La CGT évalue de son côté entre « 1.500 et 2.000 » les suppressions de postes qui pourraient être annoncées. « On s’attend à tout, y compris pire que cela », résume son représentant Karim Cheboub. Une restructuration qui fait suite aux plans sociaux déjà lancés en 2015 (La Halle, Kookaï, Défi Mode et André), avec à la clé la suppression de 1.850 postes. Sans permettre de redresser la barre.
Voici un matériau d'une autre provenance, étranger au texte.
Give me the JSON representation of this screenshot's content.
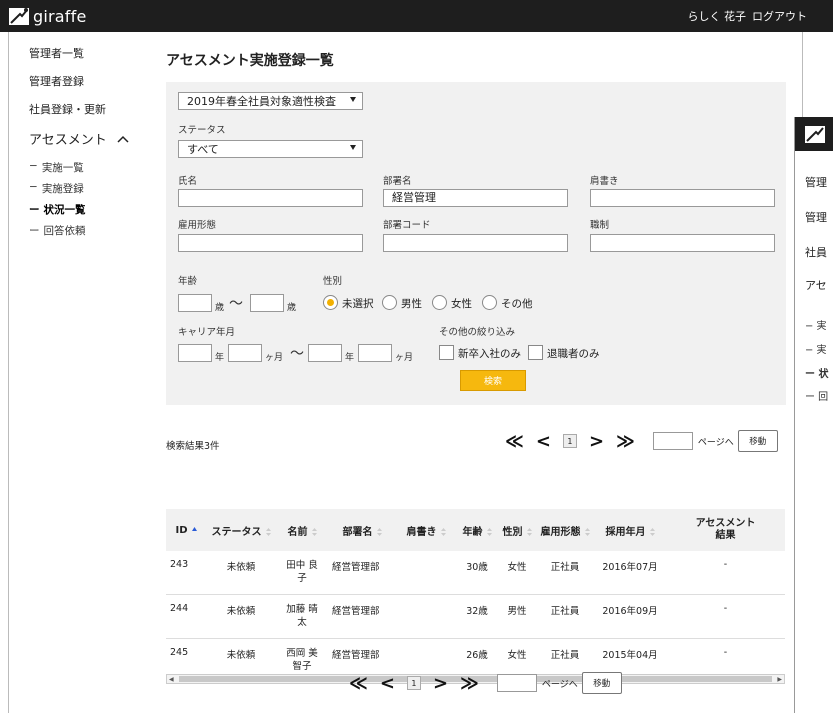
{
  "app": {
    "name": "giraffe",
    "user_name": "らしく 花子",
    "logout_label": "ログアウト"
  },
  "sidebar": {
    "items": [
      "管理者一覧",
      "管理者登録",
      "社員登録・更新"
    ],
    "accordion_label": "アセスメント",
    "sub_items": [
      "実施一覧",
      "実施登録",
      "状況一覧",
      "回答依頼"
    ],
    "bullet": "−",
    "active_bullet": "ー"
  },
  "page": {
    "title": "アセスメント実施登録一覧"
  },
  "search": {
    "assessment_select": "2019年春全社員対象適性検査",
    "status_label": "ステータス",
    "status_select": "すべて",
    "name_label": "氏名",
    "dept_label": "部署名",
    "dept_value": "経営管理",
    "title_label": "肩書き",
    "employment_label": "雇用形態",
    "dept_code_label": "部署コード",
    "position_label": "職制",
    "age_label": "年齢",
    "age_unit": "歳",
    "tilde": "〜",
    "gender_label": "性別",
    "gender_options": [
      "未選択",
      "男性",
      "女性",
      "その他"
    ],
    "career_label": "キャリア年月",
    "year_unit": "年",
    "month_unit": "ヶ月",
    "other_label": "その他の絞り込み",
    "checkbox_new_grad": "新卒入社のみ",
    "checkbox_retired": "退職者のみ",
    "search_button": "検索"
  },
  "results": {
    "count_text": "検索結果3件"
  },
  "pager": {
    "first": "≪",
    "prev": "<",
    "page": "1",
    "next": ">",
    "last": "≫",
    "page_label": "ページへ",
    "go_button": "移動"
  },
  "table": {
    "headers": [
      "ID",
      "ステータス",
      "名前",
      "部署名",
      "肩書き",
      "年齢",
      "性別",
      "雇用形態",
      "採用年月",
      "アセスメント結果"
    ],
    "rows": [
      {
        "id": "243",
        "status": "未依頼",
        "name": "田中 良子",
        "dept": "経営管理部",
        "title": "",
        "age": "30歳",
        "gender": "女性",
        "employment": "正社員",
        "hired": "2016年07月",
        "result": "-"
      },
      {
        "id": "244",
        "status": "未依頼",
        "name": "加藤 晴太",
        "dept": "経営管理部",
        "title": "",
        "age": "32歳",
        "gender": "男性",
        "employment": "正社員",
        "hired": "2016年09月",
        "result": "-"
      },
      {
        "id": "245",
        "status": "未依頼",
        "name": "西岡 美智子",
        "dept": "経営管理部",
        "title": "",
        "age": "26歳",
        "gender": "女性",
        "employment": "正社員",
        "hired": "2015年04月",
        "result": "-"
      }
    ]
  },
  "overlay": {
    "texts": [
      "管理",
      "管理",
      "社員",
      "アセ"
    ],
    "dashes": [
      "− 実",
      "− 実",
      "ー 状",
      "ー 回"
    ]
  },
  "colors": {
    "accent": "#f6b80e",
    "topbar": "#1e1e1e",
    "panel": "#f1f1f1"
  }
}
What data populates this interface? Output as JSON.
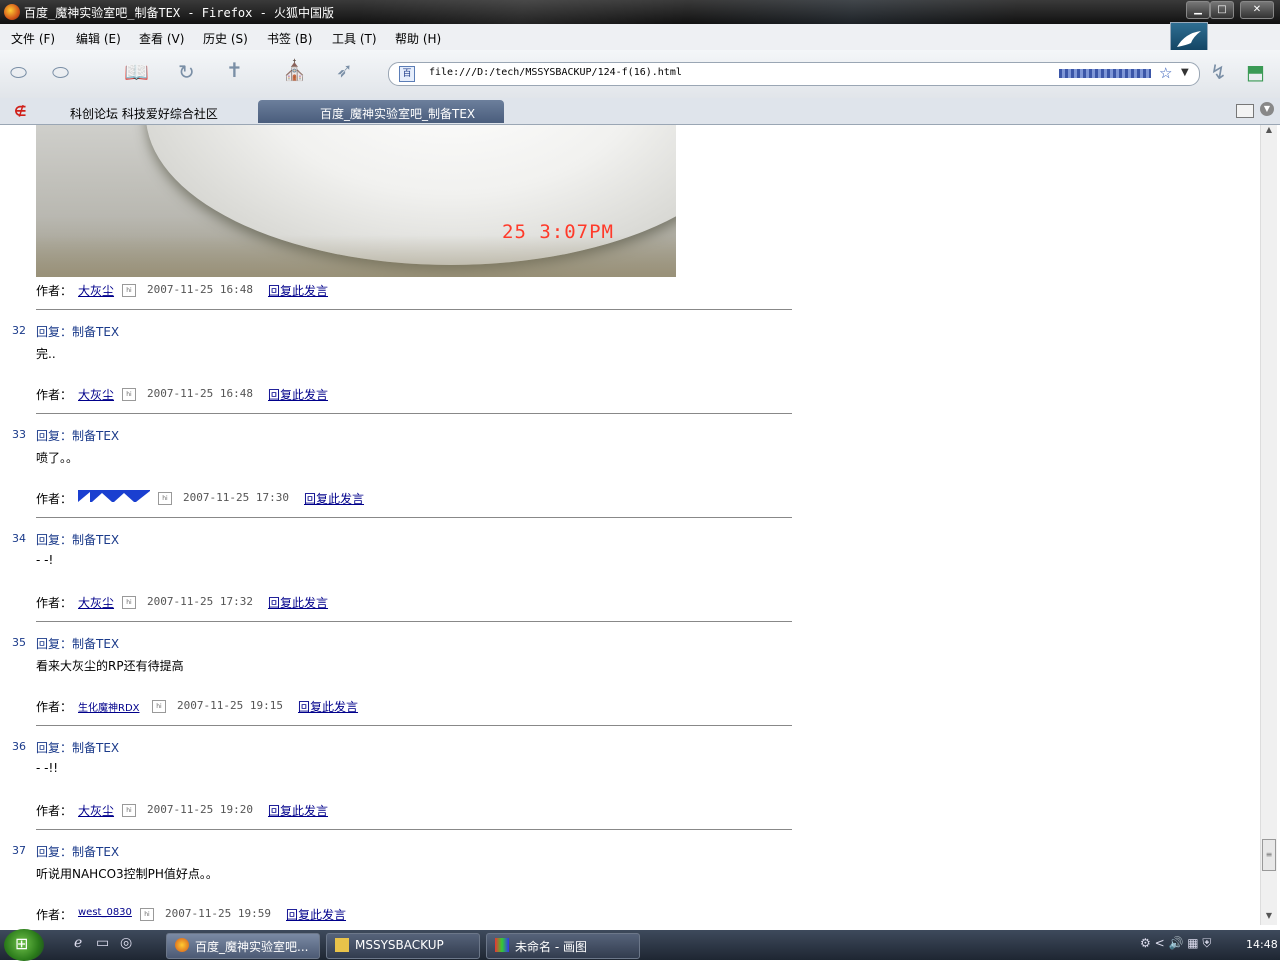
{
  "window": {
    "title": "百度_魔神实验室吧_制备TEX - Firefox - 火狐中国版",
    "controls": {
      "minimize": "▁",
      "maximize": "□",
      "close": "✕"
    }
  },
  "menu": {
    "items": [
      "文件 (F)",
      "编辑 (E)",
      "查看 (V)",
      "历史 (S)",
      "书签 (B)",
      "工具 (T)",
      "帮助 (H)"
    ]
  },
  "toolbar": {
    "icons": [
      "back-icon",
      "forward-icon",
      "bookmarks-icon",
      "reload-icon",
      "cross-icon",
      "church-icon",
      "wing-icon"
    ]
  },
  "urlbar": {
    "url": "file:///D:/tech/MSSYSBACKUP/124-f(16).html",
    "site_icon": "百",
    "star": "☆",
    "dropdown": "▼"
  },
  "tabs": [
    {
      "label": "科创论坛 科技爱好综合社区",
      "active": false
    },
    {
      "label": "百度_魔神实验室吧_制备TEX",
      "active": true
    }
  ],
  "photo": {
    "timestamp_overlay": "25  3:07PM"
  },
  "labels": {
    "author": "作者：",
    "reply_link": "回复此发言",
    "home_icon": "hi"
  },
  "first_meta": {
    "author": "大灰尘",
    "time": "2007-11-25 16:48"
  },
  "posts": [
    {
      "num": "32",
      "title": "回复：制备TEX",
      "body": "完..",
      "author": "大灰尘",
      "time": "2007-11-25 16:48"
    },
    {
      "num": "33",
      "title": "回复：制备TEX",
      "body": "喷了。。",
      "author": "",
      "time": "2007-11-25 17:30"
    },
    {
      "num": "34",
      "title": "回复：制备TEX",
      "body": "- -!",
      "author": "大灰尘",
      "time": "2007-11-25 17:32"
    },
    {
      "num": "35",
      "title": "回复：制备TEX",
      "body": "看来大灰尘的RP还有待提高",
      "author": "生化魔神RDX",
      "time": "2007-11-25 19:15"
    },
    {
      "num": "36",
      "title": "回复：制备TEX",
      "body": "- -!!",
      "author": "大灰尘",
      "time": "2007-11-25 19:20"
    },
    {
      "num": "37",
      "title": "回复：制备TEX",
      "body": "听说用NAHCO3控制PH值好点。。",
      "author": "west_0830",
      "time": "2007-11-25 19:59"
    }
  ],
  "scrollbar": {
    "up": "▲",
    "down": "▼",
    "grip": "≡"
  },
  "taskbar": {
    "start_icon": "windows-logo",
    "tasks": [
      {
        "label": "百度_魔神实验室吧...",
        "icon": "firefox-icon",
        "active": true
      },
      {
        "label": "MSSYSBACKUP",
        "icon": "folder-icon",
        "active": false
      },
      {
        "label": "未命名 - 画图",
        "icon": "paint-icon",
        "active": false
      }
    ],
    "tray": "⚙  <  🔊 ▦ ⛨",
    "clock": "14:48"
  }
}
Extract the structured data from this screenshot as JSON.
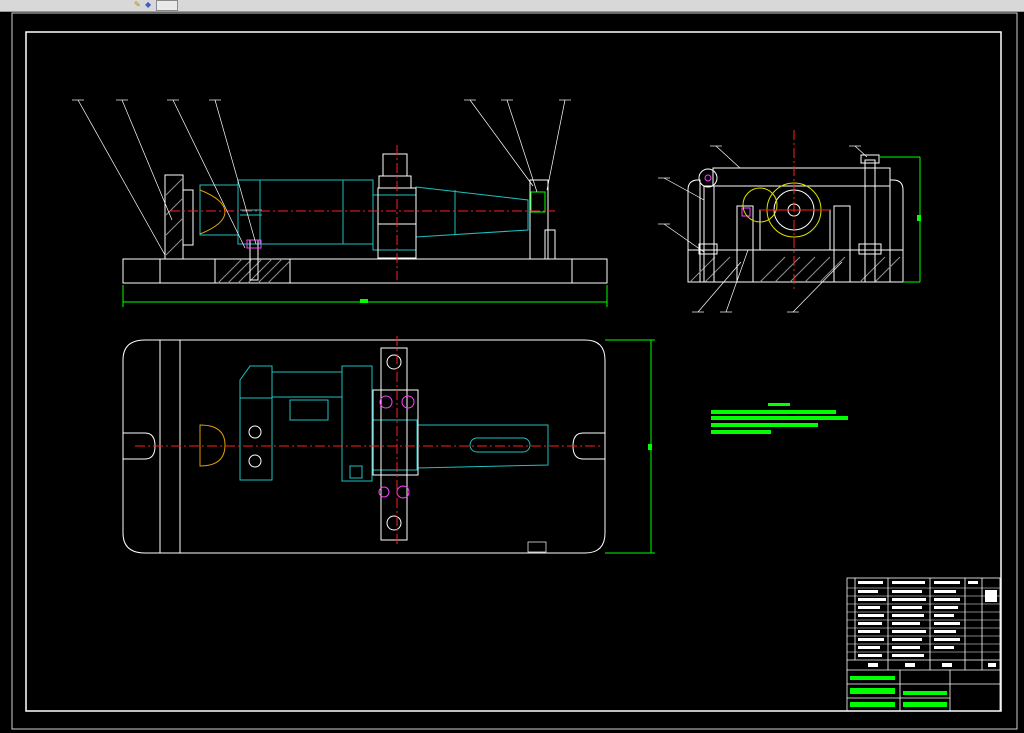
{
  "window": {
    "toolbar_icons": [
      "paint-icon",
      "shape-icon"
    ]
  },
  "colors": {
    "background": "#000000",
    "frame": "#ffffff",
    "part_outline": "#20c0c0",
    "center_line": "#ff2020",
    "dimension": "#00ff00",
    "highlight": "#ff40ff",
    "hatch": "#a0a0a0",
    "yellow": "#e0e000"
  },
  "drawing": {
    "leaders_front": [
      "1",
      "2",
      "3",
      "4",
      "5",
      "6",
      "7"
    ],
    "leaders_side": [
      "8",
      "9",
      "10",
      "11",
      "12",
      "13",
      "14"
    ]
  }
}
Un « démantèlement complet » du groupe redouté

« Pour la préservation de l’emploi », « Non à la casse sociale pour du cash » : les salariés sont appelés à se rassembler devant le siège du groupe à Paris lundi matin par l’intersyndicale CGT, FO, CFE-CGC, CFTC et SUD, puis à 13 heures par la CFDT, en présence de Laurent Berger, secrétaire général de la confédération. Ils attendent enfin des réponses après des mois d’incertitude.

L’ancien PDG Stéphane Maquaire, débarqué quelques mois après son arrivée, avait dévoilé en septembre un plan stratégique à cinq ans et lancé une procédure auprès du tribunal de commerce de Paris pour restructurer la dette d’un milliard et demi d’euros. Son successeur, Patrick Puy, spécialiste du redressement d’entreprises, a été nommé pour un an. Ce qui fait craindre aux syndicats un « démantèlement complet » du groupe au seul profit des fonds actionnaires (Oaktree, Babson, GLG et Alcentra), des « fonds vautours » pour le responsable CFDT Jean-Louis Alfred.

Car, même si l’effacement de 800 millions d’euros de dette dans le cadre du mandat ad hoc devait aboutir, il resterait encore 700 millions d’euros de dette, une charge trop lourde pour le groupe.

Cessions et fermetures de magasins

Le plan annoncé en septembre prévoyait notamment lacession de 97 magasins La Halle aux chaussures (sur 650), après le lancement l’été dernier de la vente des enseignes Kookaï, Chevignon et Pataugas, qui s’ajoutait à celle de la Compagnie vosgienne de la chaussure (CVC). En novembre avait aussi été annoncée la fermeture de 55 magasins André (sur 135).

FO craint désormais qu’à La Halle aux Chaussures, environ 200 magasins soient cédés et 80 fermés chez André, soit environ 1.200 salariés touchés. La CFDT anticipe, elle, une cession d’André, redoutée par les syndicats et démentie début janvier par la direction. Elle table aussi sur une vente de Naf Naf. Les sièges de La Halle et de La Halle aux chaussures devraient, eux, être fusionnés dans le cadre du rapprochement des deux enseignes, souligne la CGT.

Les syndicats, qui tirent la sonnette d’alarme depuis des mois, ont fini par être reçus début janvier par le cabinet du secrétaire d’Etat à l’Industrie Christophe Sirugue. Mais ils en sont ressortis « extrêmement déçus ».

Pour sauvegarder les emplois - « 70 % des salariés sont à temps partiel » et « à 80 % des femmes », rappelle le représentant FO Gérald Gautier -, l’intersyndicale CGT, FO, CFE-CGC, CFTC et SUD va présenter lundi un « plan alternatif » visant à pérenniser les enseignes.